Project 01

Unleashing YouTube's Data: Harvesting and Warehousing with SQL, MongoDB, and Streamlit

Project Description:

Discover and analyze YouTube channel data effortlessly with our Streamlit application. Harvest, store, and query data from multiple channels using Google API, MongoDB, and SQL database integration.

Domain:

Social Media

Technologies:

  • Python
  • SQL
  • MongoDB
  • Streamlit
  • YouTube API
  • Jupyter notebook

Problem Statement:

The problem statement is to create a Streamlit application that allows users to access and analyze data from multiple YouTube channels. The application should have the following features.

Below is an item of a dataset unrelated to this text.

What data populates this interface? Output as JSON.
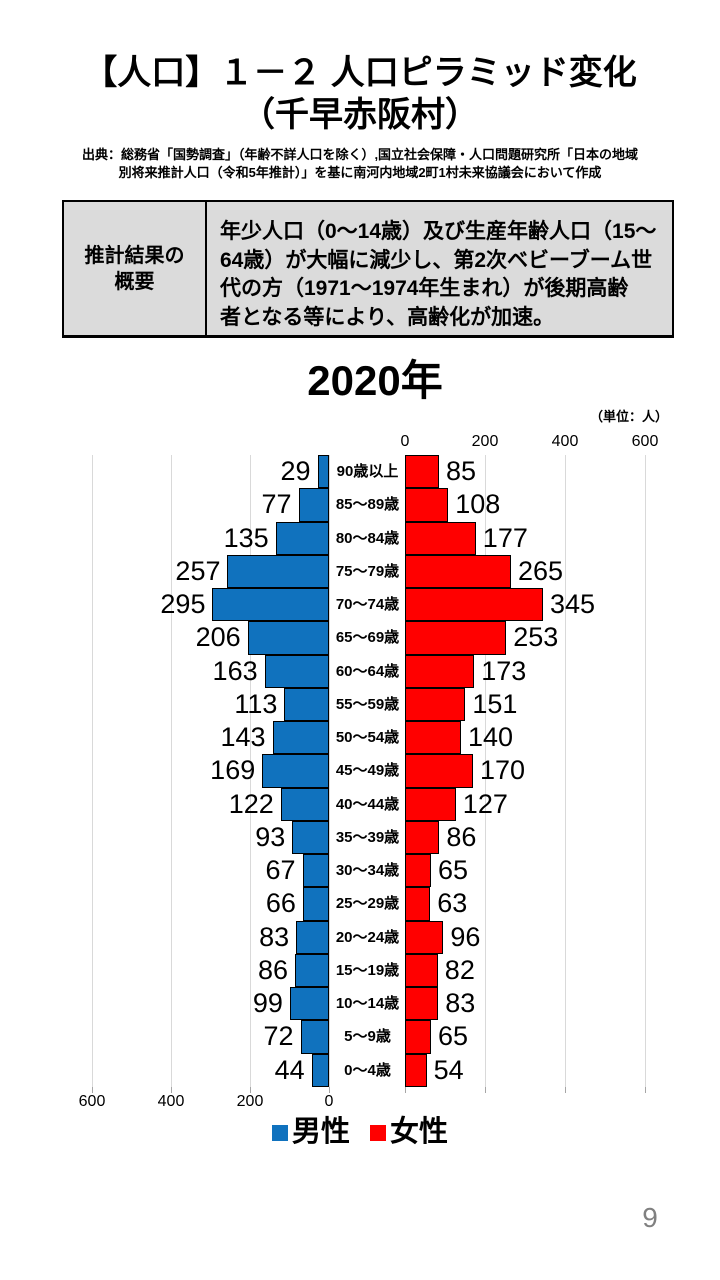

1. Ability to input a YouTube channel ID and retrieve all the relevant data (Channel name, subscribers, total video count, playlist ID, video ID, likes, dislikes, comments of each video) using Google API.

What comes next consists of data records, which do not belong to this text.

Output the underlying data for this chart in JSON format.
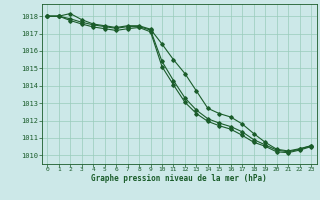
{
  "title": "Graphe pression niveau de la mer (hPa)",
  "bg_color": "#cce8e8",
  "grid_color": "#99ccbb",
  "line_color": "#1a5c2a",
  "xlim": [
    -0.5,
    23.5
  ],
  "ylim": [
    1009.5,
    1018.7
  ],
  "yticks": [
    1010,
    1011,
    1012,
    1013,
    1014,
    1015,
    1016,
    1017,
    1018
  ],
  "xticks": [
    0,
    1,
    2,
    3,
    4,
    5,
    6,
    7,
    8,
    9,
    10,
    11,
    12,
    13,
    14,
    15,
    16,
    17,
    18,
    19,
    20,
    21,
    22,
    23
  ],
  "series1": [
    1018.0,
    1018.0,
    1018.15,
    1017.8,
    1017.55,
    1017.45,
    1017.35,
    1017.45,
    1017.45,
    1017.25,
    1016.4,
    1015.5,
    1014.7,
    1013.7,
    1012.7,
    1012.4,
    1012.2,
    1011.8,
    1011.25,
    1010.75,
    1010.35,
    1010.25,
    1010.38,
    1010.55
  ],
  "series2": [
    1018.0,
    1018.0,
    1017.85,
    1017.65,
    1017.5,
    1017.4,
    1017.3,
    1017.4,
    1017.4,
    1017.2,
    1015.4,
    1014.3,
    1013.3,
    1012.6,
    1012.1,
    1011.85,
    1011.65,
    1011.35,
    1010.9,
    1010.6,
    1010.3,
    1010.2,
    1010.35,
    1010.55
  ],
  "series3": [
    1018.0,
    1018.0,
    1017.75,
    1017.55,
    1017.38,
    1017.28,
    1017.18,
    1017.28,
    1017.35,
    1017.1,
    1015.1,
    1014.05,
    1013.05,
    1012.4,
    1011.95,
    1011.7,
    1011.5,
    1011.15,
    1010.75,
    1010.52,
    1010.2,
    1010.15,
    1010.3,
    1010.5
  ]
}
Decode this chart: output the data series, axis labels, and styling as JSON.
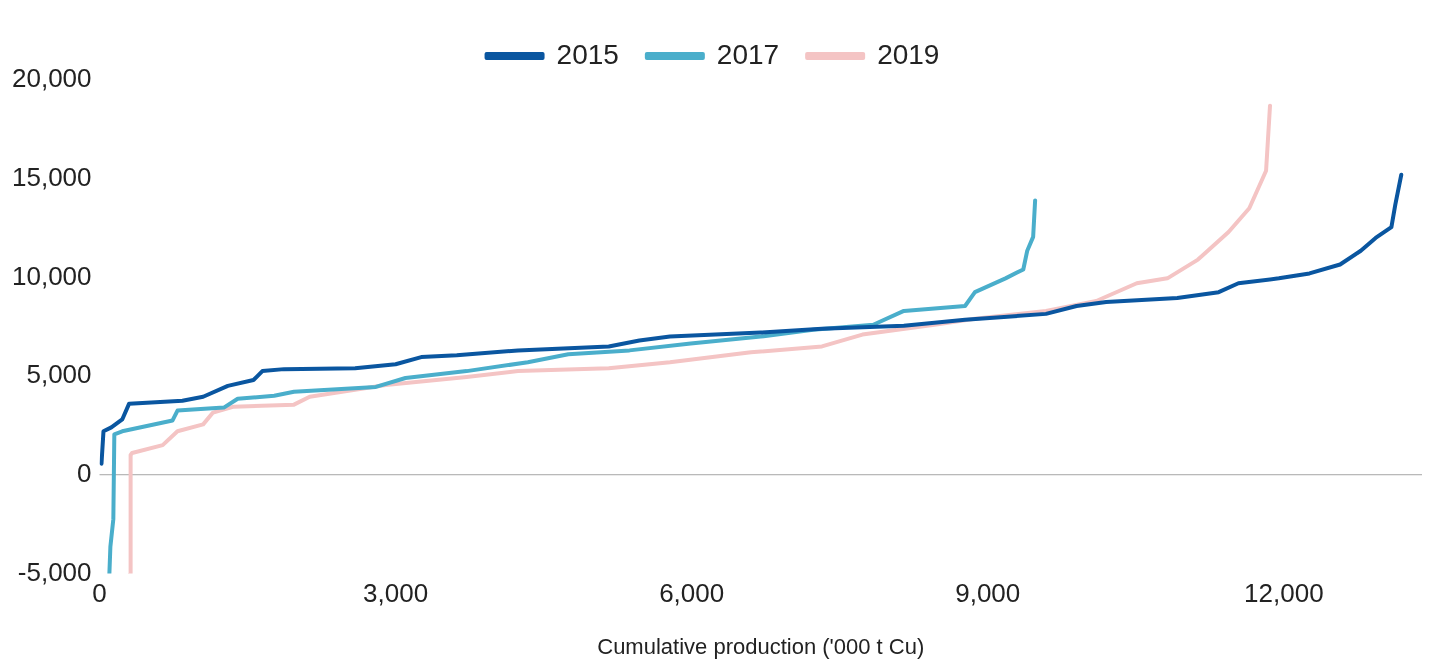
{
  "chart_data": {
    "type": "line",
    "xlabel": "Cumulative production ('000 t Cu)",
    "xlim": [
      0,
      13400
    ],
    "xticks": [
      {
        "value": 0,
        "label": "0"
      },
      {
        "value": 3000,
        "label": "3,000"
      },
      {
        "value": 6000,
        "label": "6,000"
      },
      {
        "value": 9000,
        "label": "9,000"
      },
      {
        "value": 12000,
        "label": "12,000"
      }
    ],
    "ylim": [
      -5000,
      20000
    ],
    "yticks": [
      {
        "value": -5000,
        "label": "-5,000"
      },
      {
        "value": 0,
        "label": "0"
      },
      {
        "value": 5000,
        "label": "5,000"
      },
      {
        "value": 10000,
        "label": "10,000"
      },
      {
        "value": 15000,
        "label": "15,000"
      },
      {
        "value": 20000,
        "label": "20,000"
      }
    ],
    "grid": false,
    "ref_lines": [
      {
        "axis": "y",
        "value": 0,
        "color": "#a6a6a6"
      }
    ],
    "legend": "top",
    "marker": "none",
    "line_style": "solid",
    "series": [
      {
        "name": "2015",
        "color": "#0a56a0",
        "x": [
          20,
          40,
          120,
          230,
          300,
          840,
          1050,
          1300,
          1560,
          1650,
          1870,
          2590,
          3000,
          3260,
          3620,
          4240,
          5160,
          5470,
          5780,
          6700,
          7320,
          8150,
          8770,
          9590,
          9900,
          10200,
          10920,
          11340,
          11540,
          11950,
          12260,
          12570,
          12780,
          12930,
          13090,
          13130,
          13190
        ],
        "values": [
          560,
          2200,
          2400,
          2800,
          3600,
          3750,
          3950,
          4500,
          4800,
          5250,
          5350,
          5400,
          5600,
          5960,
          6050,
          6300,
          6500,
          6800,
          7000,
          7200,
          7400,
          7550,
          7850,
          8150,
          8550,
          8750,
          8950,
          9250,
          9700,
          9950,
          10200,
          10650,
          11350,
          12000,
          12550,
          13700,
          15200
        ]
      },
      {
        "name": "2017",
        "color": "#4aaecb",
        "x": [
          100,
          110,
          140,
          150,
          230,
          740,
          790,
          1260,
          1400,
          1770,
          1970,
          2800,
          3100,
          3720,
          4340,
          4750,
          5370,
          5990,
          6700,
          7230,
          7840,
          8150,
          8770,
          8870,
          9180,
          9360,
          9400,
          9460,
          9480
        ],
        "values": [
          -5000,
          -3650,
          -2250,
          2050,
          2200,
          2750,
          3250,
          3400,
          3850,
          4000,
          4200,
          4450,
          4900,
          5250,
          5700,
          6100,
          6300,
          6650,
          7000,
          7350,
          7600,
          8300,
          8550,
          9250,
          9950,
          10400,
          11350,
          12050,
          13900
        ]
      },
      {
        "name": "2019",
        "color": "#f4c4c4",
        "x": [
          310,
          315,
          330,
          640,
          790,
          1050,
          1150,
          1360,
          1970,
          2130,
          2900,
          3720,
          4240,
          5160,
          5780,
          6600,
          7320,
          7730,
          8460,
          8870,
          9590,
          10100,
          10510,
          10820,
          11130,
          11440,
          11650,
          11820,
          11860
        ],
        "values": [
          -5000,
          1000,
          1100,
          1500,
          2200,
          2550,
          3150,
          3450,
          3550,
          3950,
          4550,
          4950,
          5250,
          5400,
          5700,
          6200,
          6500,
          7100,
          7600,
          7900,
          8300,
          8800,
          9700,
          9950,
          10900,
          12300,
          13500,
          15400,
          18700
        ]
      }
    ]
  }
}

2. Option to store the data in a MongoDB database as a data lake.

3. Ability to collect data for up to 10 different YouTube channels and store them in the data lake by clicking a button.

4. Option to select a channel name and migrate its data from the data lake to a SQL database as tables.

5. Ability to search and retrieve data from the SQL database using different search options, including joining tables to get channel details.

Results:

This project aims to develop a user-friendly Streamlit application that utilizes the Google API to extract information on a YouTube channel, stores it in a MongoDB database, migrates it to a SQL data warehouse, and enables users to search for channel details and join tables to view data in the Streamlit app.